Here is an experiment to help develop taxonomies of keywords.
First engine is http://keywords.broadlook.com. The focus of this engine is the keywords and metatags within websites and build a list of (1) keyword extensions of your input. Example: if you type in the word “research”, the engine will return the top results in 1000’s of phrases that start with “research”, like “research and development”, “research papers” and “research triangle”. In addition, engine 1 returns a list of keywords in closest proximity to your input term.
Second engine is http://keywords2.broadlook.com. This engine does the same as engine #1, except it works with the BODY of html pages vs. keywords and meta tags.

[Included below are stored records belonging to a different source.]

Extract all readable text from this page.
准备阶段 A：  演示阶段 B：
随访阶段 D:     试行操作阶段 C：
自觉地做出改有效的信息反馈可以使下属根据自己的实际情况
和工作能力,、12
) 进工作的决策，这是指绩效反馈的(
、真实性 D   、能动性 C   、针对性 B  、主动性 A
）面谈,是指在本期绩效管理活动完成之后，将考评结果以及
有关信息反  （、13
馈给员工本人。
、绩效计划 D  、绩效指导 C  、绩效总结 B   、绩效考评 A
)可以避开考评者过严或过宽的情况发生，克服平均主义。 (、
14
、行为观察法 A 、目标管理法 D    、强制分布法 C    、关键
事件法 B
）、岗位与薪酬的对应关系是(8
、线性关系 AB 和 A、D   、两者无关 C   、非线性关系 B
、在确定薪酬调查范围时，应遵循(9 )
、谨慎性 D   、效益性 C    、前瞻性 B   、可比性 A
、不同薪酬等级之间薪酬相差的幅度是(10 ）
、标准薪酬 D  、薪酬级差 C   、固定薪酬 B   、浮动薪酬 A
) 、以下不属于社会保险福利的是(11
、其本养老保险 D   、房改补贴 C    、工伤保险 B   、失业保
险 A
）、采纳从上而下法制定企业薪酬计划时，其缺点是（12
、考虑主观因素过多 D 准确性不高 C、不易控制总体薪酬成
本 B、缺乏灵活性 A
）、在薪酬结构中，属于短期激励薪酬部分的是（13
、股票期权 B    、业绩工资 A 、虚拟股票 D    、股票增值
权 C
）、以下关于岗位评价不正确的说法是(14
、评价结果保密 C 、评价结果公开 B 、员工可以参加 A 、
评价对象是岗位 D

Building a ultra-fast proximity engine with entity recognition could yield some interesting results.
Examples:
-Who are the top 10 people on the web that are mentioned in closest proximity to Bill Gates or Barack Obama? How does that compare to the month previous?
-What are the top 10 companies mentioned near Broadlook or Salesforce.com?
-Who are the top 10 people mentioned in conjuntion with an event, company or date?
The combinations are endless. What applications can be developed from this type of information? I can think of many in the research and analytics space. The 2 main components are the entity recognition and proximity indexing. For questions about the engines email to donato dot diorio at gmail com with subject “keyword engine”
Please keep in mind that this is pure research and we are not even sure ourselves of the uses of the core technology.
Enjoy!